The following figures shows the Experiment 2 workflow implementation:
The Data Analyst began by identifying all relevant keywords, distinct symptom themes, and customer requests. Like humans, SLMs often have difficulty associating symptoms and root causes in complex cases. However, the SLMs generally succeeded in identifying major technical issues, customer request themes, and keywords—the node_extract_keywords_and_symptom_phrases step in Figure 2.
This step proved crucial for ensuring that subsequent steps could associate labels accurately with each identified theme, catering to multi-label scenarios or identifying multiple unrelated technical or non-technical issues.
Following the identification of keywords and themes, the workflow incorporated a secondary verification step by a Data Analyst role, where any missing symptoms were added and keywords were associated with each symptom theme. This is the node_associate_labels_with_symptom_phrases step in Figure 2.
In this phase, a Data Analyst role selected the best possible set of candidate T1 labels for each identified symptom theme or request—the node_associate_symptoms_with_labels workflow step in Figure 2. For this purpose, the team identified the scope of each T1 label by embedding the encompassing T2-T3 labels directly into the prompt for clarity and precision.
Here is an example of a T1 label with derived scope from T2-T3 scope:
[backup & data management] - Issues related to backup products and services, including drivers, errors, installation, OEM referrals, vendor escalations, and version updates
Custom instructions were incorporated in the prompt to minimize assumptions. For instance, if a display issue was ambiguous between internal or external display, both labels were considered at this stage.
The inclusion of detailed descriptions of label scopes significantly enhanced the accuracy of T1 candidate label selection. However, the team observed that SLMs sometimes responded inconsistently to these rules.
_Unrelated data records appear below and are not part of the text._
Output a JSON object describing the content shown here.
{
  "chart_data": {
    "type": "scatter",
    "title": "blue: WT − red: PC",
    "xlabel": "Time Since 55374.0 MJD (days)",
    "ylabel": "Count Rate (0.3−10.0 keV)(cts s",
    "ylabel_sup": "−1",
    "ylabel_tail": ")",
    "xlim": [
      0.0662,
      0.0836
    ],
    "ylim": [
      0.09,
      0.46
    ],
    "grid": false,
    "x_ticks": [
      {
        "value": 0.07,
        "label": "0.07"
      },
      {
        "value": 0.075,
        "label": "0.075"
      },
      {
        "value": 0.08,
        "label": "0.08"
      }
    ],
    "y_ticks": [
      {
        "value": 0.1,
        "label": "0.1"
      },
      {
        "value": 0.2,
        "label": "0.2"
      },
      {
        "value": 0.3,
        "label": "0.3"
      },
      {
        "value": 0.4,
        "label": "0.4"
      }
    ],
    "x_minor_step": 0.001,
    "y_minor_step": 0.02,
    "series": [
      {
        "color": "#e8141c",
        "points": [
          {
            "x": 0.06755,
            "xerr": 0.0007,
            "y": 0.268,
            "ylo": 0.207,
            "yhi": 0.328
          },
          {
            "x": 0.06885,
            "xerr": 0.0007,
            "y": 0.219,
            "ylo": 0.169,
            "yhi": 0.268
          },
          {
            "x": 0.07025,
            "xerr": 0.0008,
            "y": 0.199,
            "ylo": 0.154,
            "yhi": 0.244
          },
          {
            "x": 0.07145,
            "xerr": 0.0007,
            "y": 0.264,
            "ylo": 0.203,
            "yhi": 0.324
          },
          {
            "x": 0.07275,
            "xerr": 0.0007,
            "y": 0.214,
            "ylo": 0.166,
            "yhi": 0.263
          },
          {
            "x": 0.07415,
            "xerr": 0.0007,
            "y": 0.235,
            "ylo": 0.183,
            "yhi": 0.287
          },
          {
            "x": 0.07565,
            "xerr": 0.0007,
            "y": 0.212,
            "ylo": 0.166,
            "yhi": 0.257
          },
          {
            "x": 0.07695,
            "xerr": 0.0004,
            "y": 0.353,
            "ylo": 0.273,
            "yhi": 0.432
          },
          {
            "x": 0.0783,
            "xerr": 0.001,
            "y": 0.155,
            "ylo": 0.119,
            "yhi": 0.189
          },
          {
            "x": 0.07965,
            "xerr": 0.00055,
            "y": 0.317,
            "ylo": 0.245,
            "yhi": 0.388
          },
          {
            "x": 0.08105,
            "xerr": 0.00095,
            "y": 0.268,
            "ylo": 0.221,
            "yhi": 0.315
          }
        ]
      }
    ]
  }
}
In an additional step, a separate Data Analyst role identified candidate T1 labels based on a much simpler prompt. The simpler prompt did not include lengthy scopes of each label, ensuring that all the relevant candidate T1 labels are identified for each distinct symptom or customer request: the node_associate_additional_labels_with_symptom_phrases step in Figure 2.
The final set of candidate T1 labels for each symptom or customer request includes unique T1 labels from both the preceding processes.
A Data Analyst decided on the best labels from the proposed candidates based on their scope and the specifics of the given text, such as a case note. This step concluded with the selection of the best T1 label and a justification for this choice, corresponding to node_decide_t1_label_relevancy in Figure 2.
The divide-and-conquer strategy of breaking down the overall problem into multiple focused tasks proved effective. Allowing the SLM to make decisions based on candidate labels and their defined scopes led to better results.
A Data Analyst role classified the input into existing labels or created a new label based on the case note, extracted symptoms, and then created the set of T1 labels with defined scopes. The final output included the label and a proposed scope for that label.
The sample labels that are included in the prompt acted as “few-shot” examples, which typically resulted in the creation of labels that were both grammatically consistent and well formatted. For more information about the few-shot learning technique, see Language Models are Few-Shot Learners.
The model was less successful in making decisions about whether to create a new label, a task that remains challenging even for humans. This difficulty was especially evident in edge cases such as deciding whether “NPU overheating” warranted a new category or should be incorporated under the existing [thermal] label—node_create_new_t1_label in Figure 2.